Article Prepared by Mark E. Peterson
Many businesses, especially small- or medium-sized businesses are not aware of the Foreign Corrupt Practices Act (“FCPA”) or they do not believe that the law can apply to them. Below are five basic facts that surprise many businesses who are not experienced in dealing with the FCPA.
The FCPA has two main components: anti-bribery provisions, which apply universally to all “issuers,” “domestic concerns” and other persons, and record keeping and internal control provisions, which apply only to companies whose securities are registered in the U.S. and companies that file reports with the SEC. For the purposes of the anti-bribery provisions, issuers are essentially defined as public companies. Domestic concern means any individual who is a citizen, a national or resident of the U.S., as well as any entity (corporation, LLC, partnership, sole proprietorship, etc.) that is organized under the laws of any state or territory, or that has its principal place of business in the U.S.
It surprises many small business owners that they don’t actually have to pay a bribe to violate the FCPA. Like the federal securities laws, it is enough that someone offers to pay a bribe or promises to make such a payment or give something of value to a government official.

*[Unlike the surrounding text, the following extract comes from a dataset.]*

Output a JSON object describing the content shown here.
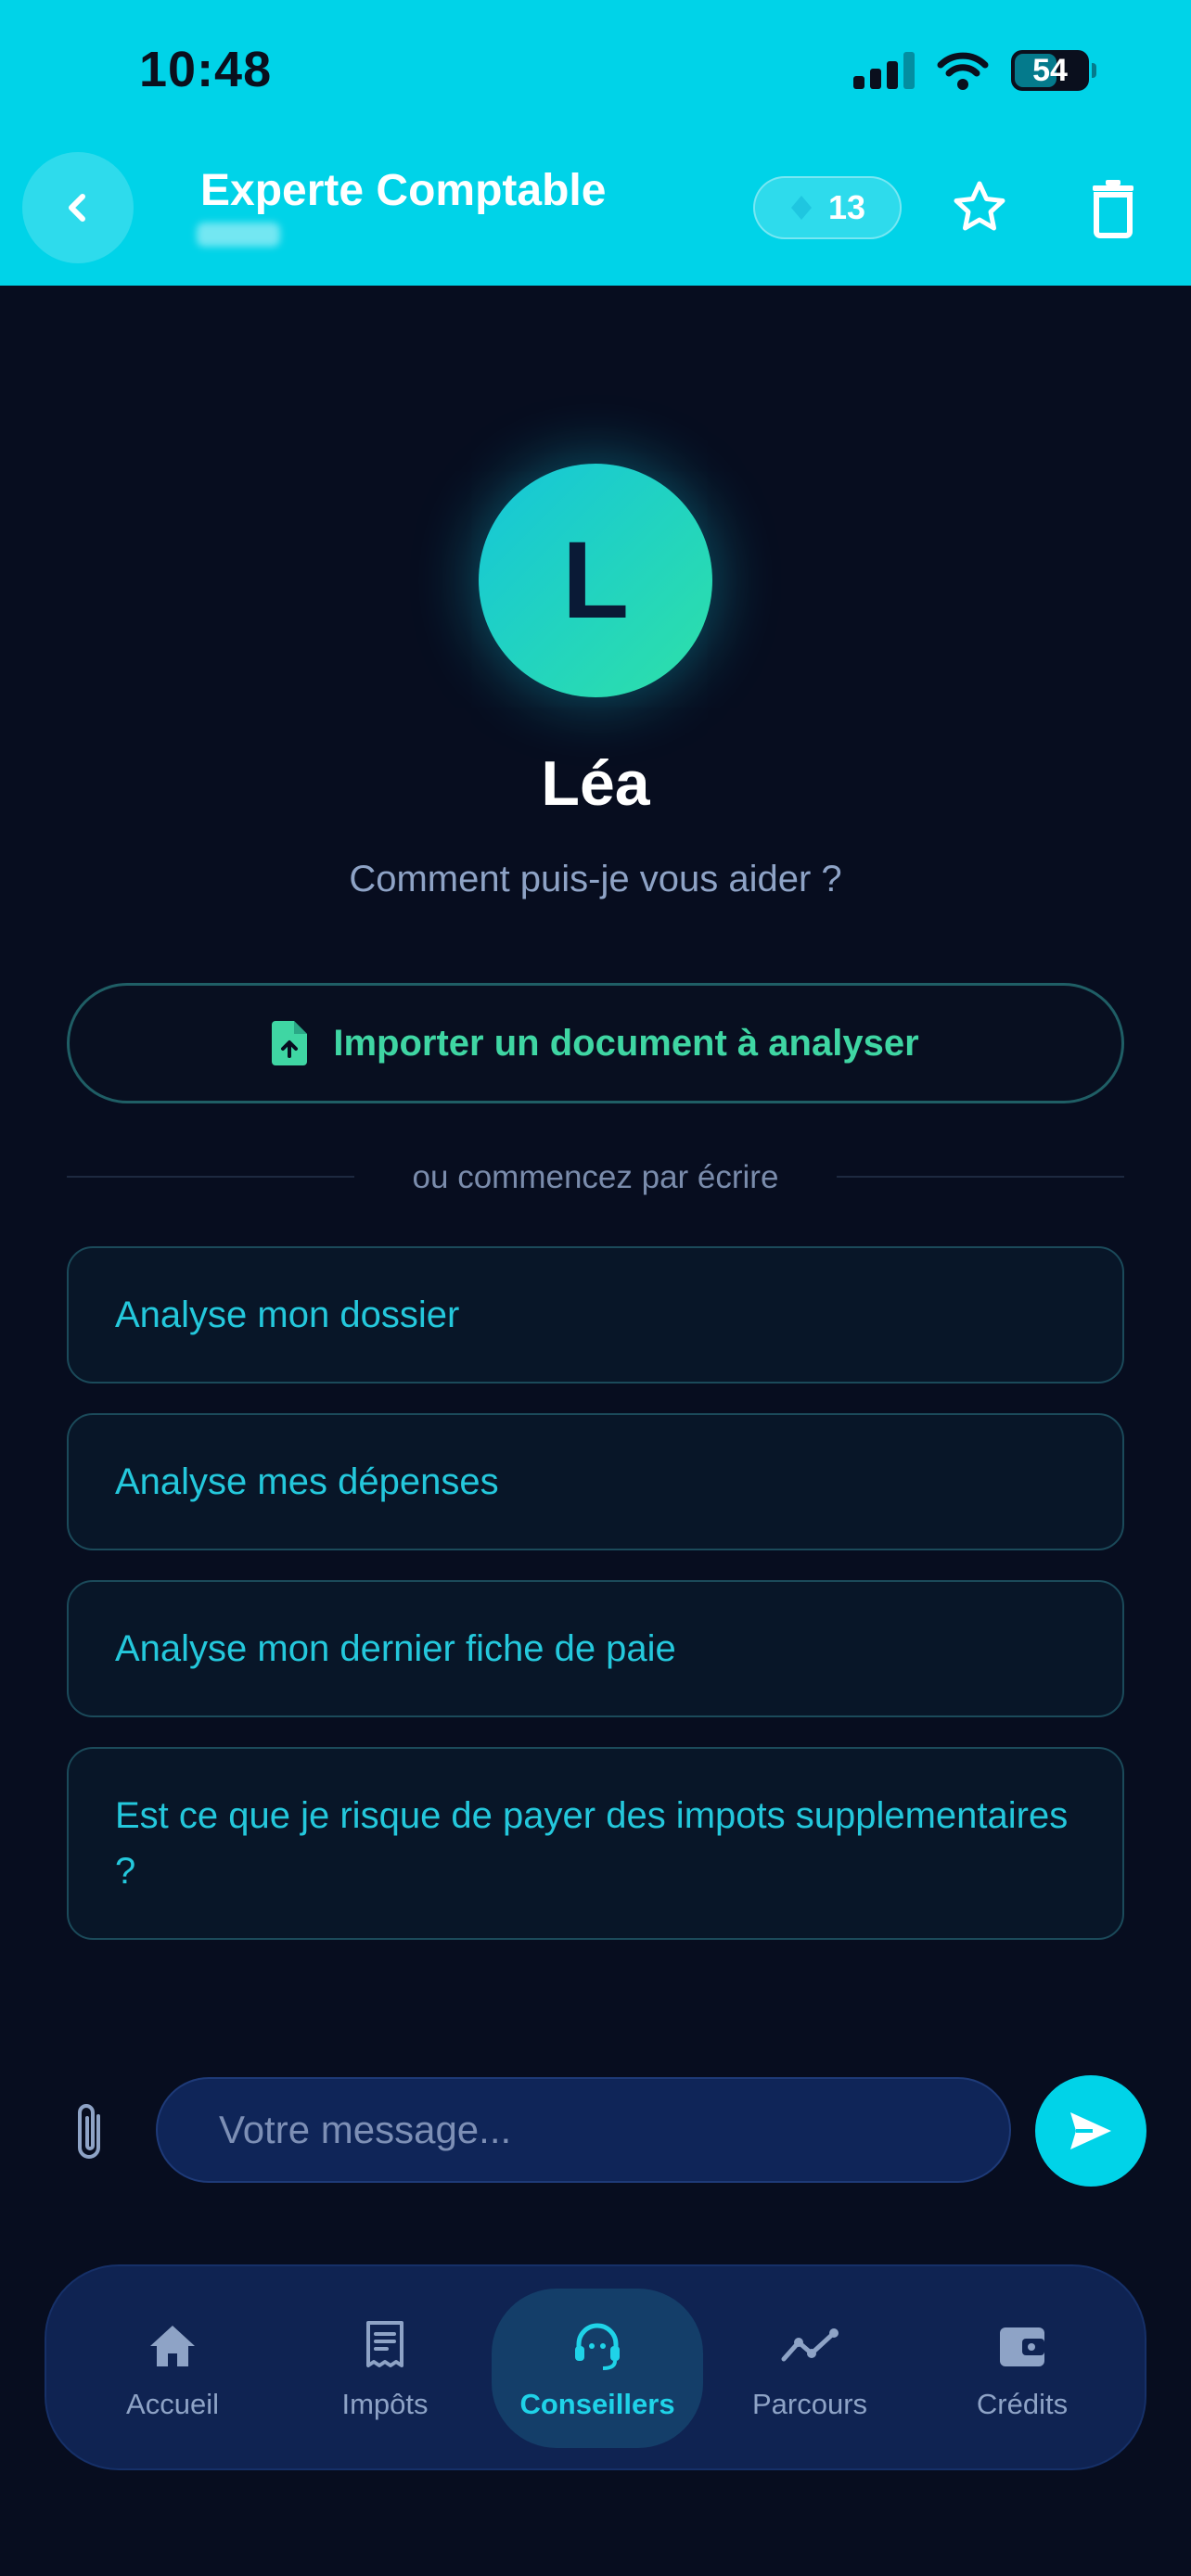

The FCPA applies to actions by any officer, director, employee, or agent of a domestic concern. This means that if you hire a third-party intermediary to act on your behalf and you authorize the payment or “know” that such a payment (or promise of payment) would be made. The courts will deem that a company has such knowledge if it disregards a high probability of the illegal action. That means that companies that do any international business must be very careful to include FCPA provisions in any international agreements and actively monitor for improper behavior.
There is no provision in the FCPA that sets a minimum level for a bribe to be in violation of the FCPA. Thus, even the offer to pay a small amount is a violation of the FCPA. In fact, the Department of Justice does aggressively pursue actions even in cases where the amounts involved are small.
If you are planning on expanding into a new market by partnership with another company, or by acquiring or merging with a company in a foreign market, be aware that actions by that company in the past may pass on to you. For example, artificially high contract payments that are really disguised bribes that continue after the merger or partnership may be a violation of the FCPA.
The best way to avoid problems is to be aware of the possibility and to take adequate steps to prevent such payments. Prior to entering into any contract with an international partner, be sure to have someone knowledgeable about the FCPA review the contract. If you expand into an international market, or if you are already there, you should have an effective compliance policy in place to prevent or minimize problems.